Photography: Nordic Denim House
Momotaro’s G001-T Gold Label jeans are perhaps the pinnacle of denim artistry. Priced at roughly $2,000, the jeans are made entirely by hand and dyed using natural indigo from the indigofera tinctoria plant. This process goes against what most denim heads look for in a pair of jeans in that the jeans don’t fade since the dye penetrates the core of the cotton. In fact, they often get darker with age. Woven by hand on a loom that used to weave Kimono silks, the denim itself takes up to 8 hours for every 3 feet of material. The fastening button is made of silver and silk lines the back of each pair. Once finished, the jeans are washed in Seto Sea water. Each pair can take up to a year to produce and even becomes a community event with locals involved in each pair’s creation. Many would scoff at the idea of paying $2,000 for a pair of jeans while denim enthusiasts find the price reasonable considering the years of tradition, training, craft, and skill involved in creating each unique pair.

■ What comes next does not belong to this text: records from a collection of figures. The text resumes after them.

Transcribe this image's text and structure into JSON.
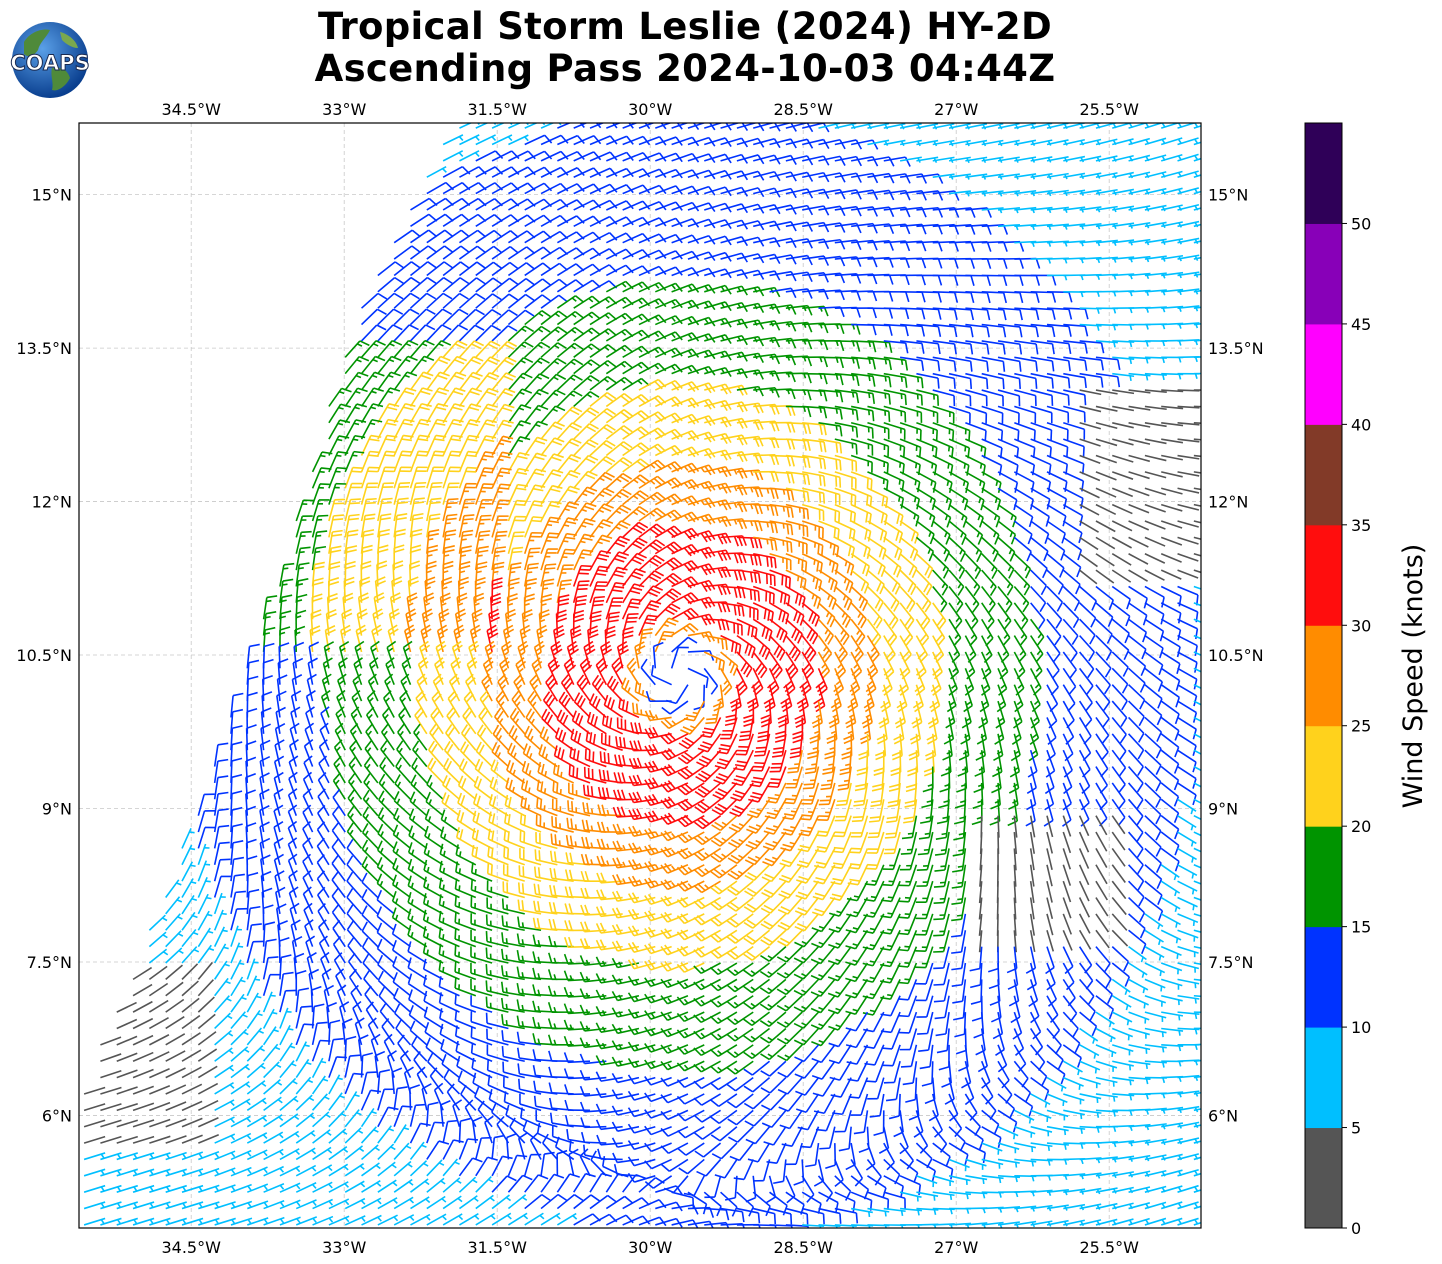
{
  "title": {
    "line1": "Tropical Storm Leslie (2024) HY-2D",
    "line2": "Ascending Pass 2024-10-03 04:44Z"
  },
  "logo": {
    "text": "COAPS"
  },
  "map": {
    "lon_ticks": [
      "34.5°W",
      "33°W",
      "31.5°W",
      "30°W",
      "28.5°W",
      "27°W",
      "25.5°W"
    ],
    "lat_ticks": [
      "15°N",
      "13.5°N",
      "12°N",
      "10.5°N",
      "9°N",
      "7.5°N",
      "6°N"
    ],
    "lon_values": [
      -34.5,
      -33,
      -31.5,
      -30,
      -28.5,
      -27,
      -25.5
    ],
    "lat_values": [
      15,
      13.5,
      12,
      10.5,
      9,
      7.5,
      6
    ],
    "lon_range": [
      -35.6,
      -24.6
    ],
    "lat_range": [
      4.9,
      15.7
    ],
    "storm_center": {
      "lon": -29.7,
      "lat": 10.3
    },
    "grid": "dashed"
  },
  "colorbar": {
    "label": "Wind Speed (knots)",
    "ticks": [
      "0",
      "5",
      "10",
      "15",
      "20",
      "25",
      "30",
      "35",
      "40",
      "45",
      "50"
    ],
    "colors": [
      "#555555",
      "#00bfff",
      "#0033ff",
      "#009400",
      "#ffd21c",
      "#ff8c00",
      "#ff0d0d",
      "#823a28",
      "#ff00ff",
      "#8800b8",
      "#2f0058"
    ],
    "range": [
      0,
      55
    ]
  },
  "chart_data": {
    "type": "map",
    "title": "Tropical Storm Leslie (2024) HY-2D Ascending Pass 2024-10-03 04:44Z",
    "colorbar_label": "Wind Speed (knots)",
    "xlim": [
      -35.6,
      -24.6
    ],
    "ylim": [
      4.9,
      15.7
    ],
    "wind_speed_bins_knots": [
      0,
      5,
      10,
      15,
      20,
      25,
      30,
      35,
      40,
      45,
      50,
      55
    ],
    "approx_storm_center": {
      "lon": -29.7,
      "lat": 10.3
    },
    "max_observed_speed_knots_approx": 32
  }
}
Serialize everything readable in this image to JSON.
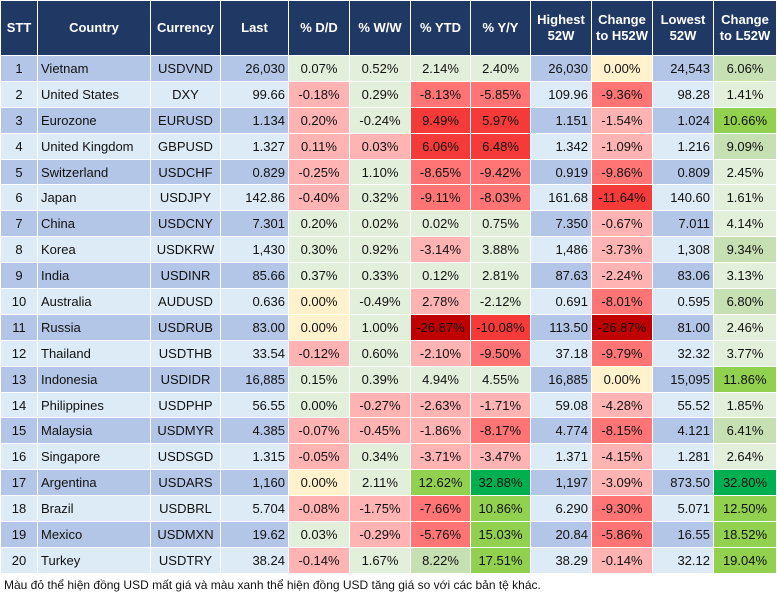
{
  "headers": [
    "STT",
    "Country",
    "Currency",
    "Last",
    "% D/D",
    "% W/W",
    "% YTD",
    "% Y/Y",
    "Highest 52W",
    "Change to H52W",
    "Lowest 52W",
    "Change to L52W"
  ],
  "colors": {
    "header": "#203864",
    "row_odd": "#b4c6e7",
    "row_even": "#ddebf7",
    "light_green": "#e2efda",
    "green2": "#c6e0b4",
    "green3": "#92d050",
    "green4": "#00b050",
    "red1": "#ffb3b3",
    "red2": "#ff7575",
    "red3": "#f53a3a",
    "red4": "#c00000",
    "yellow": "#fff2cc"
  },
  "rows": [
    {
      "stt": "1",
      "country": "Vietnam",
      "currency": "USDVND",
      "last": "26,030",
      "dd": "0.07%",
      "ww": "0.52%",
      "ytd": "2.14%",
      "yy": "2.40%",
      "high": "26,030",
      "ch": "0.00%",
      "low": "24,543",
      "cl": "6.06%",
      "cls": [
        "w",
        "w",
        "w",
        "w",
        "y",
        "g2"
      ]
    },
    {
      "stt": "2",
      "country": "United States",
      "currency": "DXY",
      "last": "99.66",
      "dd": "-0.18%",
      "ww": "0.29%",
      "ytd": "-8.13%",
      "yy": "-5.85%",
      "high": "109.96",
      "ch": "-9.36%",
      "low": "98.28",
      "cl": "1.41%",
      "cls": [
        "r1",
        "w",
        "r2",
        "r2",
        "r2",
        "w"
      ]
    },
    {
      "stt": "3",
      "country": "Eurozone",
      "currency": "EURUSD",
      "last": "1.134",
      "dd": "0.20%",
      "ww": "-0.24%",
      "ytd": "9.49%",
      "yy": "5.97%",
      "high": "1.151",
      "ch": "-1.54%",
      "low": "1.024",
      "cl": "10.66%",
      "cls": [
        "r1",
        "w",
        "r3",
        "r3",
        "r1",
        "g3"
      ]
    },
    {
      "stt": "4",
      "country": "United Kingdom",
      "currency": "GBPUSD",
      "last": "1.327",
      "dd": "0.11%",
      "ww": "0.03%",
      "ytd": "6.06%",
      "yy": "6.48%",
      "high": "1.342",
      "ch": "-1.09%",
      "low": "1.216",
      "cl": "9.09%",
      "cls": [
        "r1",
        "r1",
        "r3",
        "r3",
        "r1",
        "g2"
      ]
    },
    {
      "stt": "5",
      "country": "Switzerland",
      "currency": "USDCHF",
      "last": "0.829",
      "dd": "-0.25%",
      "ww": "1.10%",
      "ytd": "-8.65%",
      "yy": "-9.42%",
      "high": "0.919",
      "ch": "-9.86%",
      "low": "0.809",
      "cl": "2.45%",
      "cls": [
        "r1",
        "w",
        "r2",
        "r2",
        "r2",
        "w"
      ]
    },
    {
      "stt": "6",
      "country": "Japan",
      "currency": "USDJPY",
      "last": "142.86",
      "dd": "-0.40%",
      "ww": "0.32%",
      "ytd": "-9.11%",
      "yy": "-8.03%",
      "high": "161.68",
      "ch": "-11.64%",
      "low": "140.60",
      "cl": "1.61%",
      "cls": [
        "r1",
        "w",
        "r2",
        "r2",
        "r3",
        "w"
      ]
    },
    {
      "stt": "7",
      "country": "China",
      "currency": "USDCNY",
      "last": "7.301",
      "dd": "0.20%",
      "ww": "0.02%",
      "ytd": "0.02%",
      "yy": "0.75%",
      "high": "7.350",
      "ch": "-0.67%",
      "low": "7.011",
      "cl": "4.14%",
      "cls": [
        "w",
        "w",
        "w",
        "w",
        "r1",
        "w"
      ]
    },
    {
      "stt": "8",
      "country": "Korea",
      "currency": "USDKRW",
      "last": "1,430",
      "dd": "0.30%",
      "ww": "0.92%",
      "ytd": "-3.14%",
      "yy": "3.88%",
      "high": "1,486",
      "ch": "-3.73%",
      "low": "1,308",
      "cl": "9.34%",
      "cls": [
        "w",
        "w",
        "r1",
        "w",
        "r1",
        "g2"
      ]
    },
    {
      "stt": "9",
      "country": "India",
      "currency": "USDINR",
      "last": "85.66",
      "dd": "0.37%",
      "ww": "0.33%",
      "ytd": "0.12%",
      "yy": "2.81%",
      "high": "87.63",
      "ch": "-2.24%",
      "low": "83.06",
      "cl": "3.13%",
      "cls": [
        "w",
        "w",
        "w",
        "w",
        "r1",
        "w"
      ]
    },
    {
      "stt": "10",
      "country": "Australia",
      "currency": "AUDUSD",
      "last": "0.636",
      "dd": "0.00%",
      "ww": "-0.49%",
      "ytd": "2.78%",
      "yy": "-2.12%",
      "high": "0.691",
      "ch": "-8.01%",
      "low": "0.595",
      "cl": "6.80%",
      "cls": [
        "y",
        "w",
        "r1",
        "w",
        "r2",
        "g2"
      ]
    },
    {
      "stt": "11",
      "country": "Russia",
      "currency": "USDRUB",
      "last": "83.00",
      "dd": "0.00%",
      "ww": "1.00%",
      "ytd": "-26.87%",
      "yy": "-10.08%",
      "high": "113.50",
      "ch": "-26.87%",
      "low": "81.00",
      "cl": "2.46%",
      "cls": [
        "y",
        "w",
        "r4",
        "r3",
        "r4",
        "w"
      ]
    },
    {
      "stt": "12",
      "country": "Thailand",
      "currency": "USDTHB",
      "last": "33.54",
      "dd": "-0.12%",
      "ww": "0.60%",
      "ytd": "-2.10%",
      "yy": "-9.50%",
      "high": "37.18",
      "ch": "-9.79%",
      "low": "32.32",
      "cl": "3.77%",
      "cls": [
        "r1",
        "w",
        "r1",
        "r2",
        "r2",
        "w"
      ]
    },
    {
      "stt": "13",
      "country": "Indonesia",
      "currency": "USDIDR",
      "last": "16,885",
      "dd": "0.15%",
      "ww": "0.39%",
      "ytd": "4.94%",
      "yy": "4.55%",
      "high": "16,885",
      "ch": "0.00%",
      "low": "15,095",
      "cl": "11.86%",
      "cls": [
        "w",
        "w",
        "w",
        "w",
        "y",
        "g3"
      ]
    },
    {
      "stt": "14",
      "country": "Philippines",
      "currency": "USDPHP",
      "last": "56.55",
      "dd": "0.00%",
      "ww": "-0.27%",
      "ytd": "-2.63%",
      "yy": "-1.71%",
      "high": "59.08",
      "ch": "-4.28%",
      "low": "55.52",
      "cl": "1.85%",
      "cls": [
        "w",
        "r1",
        "r1",
        "r1",
        "r1",
        "w"
      ]
    },
    {
      "stt": "15",
      "country": "Malaysia",
      "currency": "USDMYR",
      "last": "4.385",
      "dd": "-0.07%",
      "ww": "-0.45%",
      "ytd": "-1.86%",
      "yy": "-8.17%",
      "high": "4.774",
      "ch": "-8.15%",
      "low": "4.121",
      "cl": "6.41%",
      "cls": [
        "r1",
        "r1",
        "r1",
        "r2",
        "r2",
        "g2"
      ]
    },
    {
      "stt": "16",
      "country": "Singapore",
      "currency": "USDSGD",
      "last": "1.315",
      "dd": "-0.05%",
      "ww": "0.34%",
      "ytd": "-3.71%",
      "yy": "-3.47%",
      "high": "1.371",
      "ch": "-4.15%",
      "low": "1.281",
      "cl": "2.64%",
      "cls": [
        "r1",
        "w",
        "r1",
        "r1",
        "r1",
        "w"
      ]
    },
    {
      "stt": "17",
      "country": "Argentina",
      "currency": "USDARS",
      "last": "1,160",
      "dd": "0.00%",
      "ww": "2.11%",
      "ytd": "12.62%",
      "yy": "32.88%",
      "high": "1,197",
      "ch": "-3.09%",
      "low": "873.50",
      "cl": "32.80%",
      "cls": [
        "y",
        "w",
        "g3",
        "g4",
        "r1",
        "g4"
      ]
    },
    {
      "stt": "18",
      "country": "Brazil",
      "currency": "USDBRL",
      "last": "5.704",
      "dd": "-0.08%",
      "ww": "-1.75%",
      "ytd": "-7.66%",
      "yy": "10.86%",
      "high": "6.290",
      "ch": "-9.30%",
      "low": "5.071",
      "cl": "12.50%",
      "cls": [
        "r1",
        "r1",
        "r2",
        "g3",
        "r2",
        "g3"
      ]
    },
    {
      "stt": "19",
      "country": "Mexico",
      "currency": "USDMXN",
      "last": "19.62",
      "dd": "0.03%",
      "ww": "-0.29%",
      "ytd": "-5.76%",
      "yy": "15.03%",
      "high": "20.84",
      "ch": "-5.86%",
      "low": "16.55",
      "cl": "18.52%",
      "cls": [
        "w",
        "r1",
        "r2",
        "g3",
        "r2",
        "g3"
      ]
    },
    {
      "stt": "20",
      "country": "Turkey",
      "currency": "USDTRY",
      "last": "38.24",
      "dd": "-0.14%",
      "ww": "1.67%",
      "ytd": "8.22%",
      "yy": "17.51%",
      "high": "38.29",
      "ch": "-0.14%",
      "low": "32.12",
      "cl": "19.04%",
      "cls": [
        "r1",
        "w",
        "g2",
        "g3",
        "r1",
        "g3"
      ]
    }
  ],
  "note": "Màu đỏ thể hiện đồng USD mất giá và màu xanh thể hiện đồng USD tăng giá so với các bản tệ khác."
}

In short, Japan’s obsession in recreating the American jeans they crazed over led Japanese denim manufacturers to become the world’s best in terms of knowledge and production. From then on it was only a matter of time before the rest of the world caught on to the craftwork behind Japanese denim. Now, the jeans market is saturated with Japanese denim leading to a dizzying amount of “Made in Japan” jeans. Although it’s often difficult to find out the exact origins of a pair of jeans, it’s best to do some research beforehand to ensure you get what you’re looking for. Classic brands are always a sure bet but there are plenty of new ones too that have the same passion and respect for jean making as those that came before them.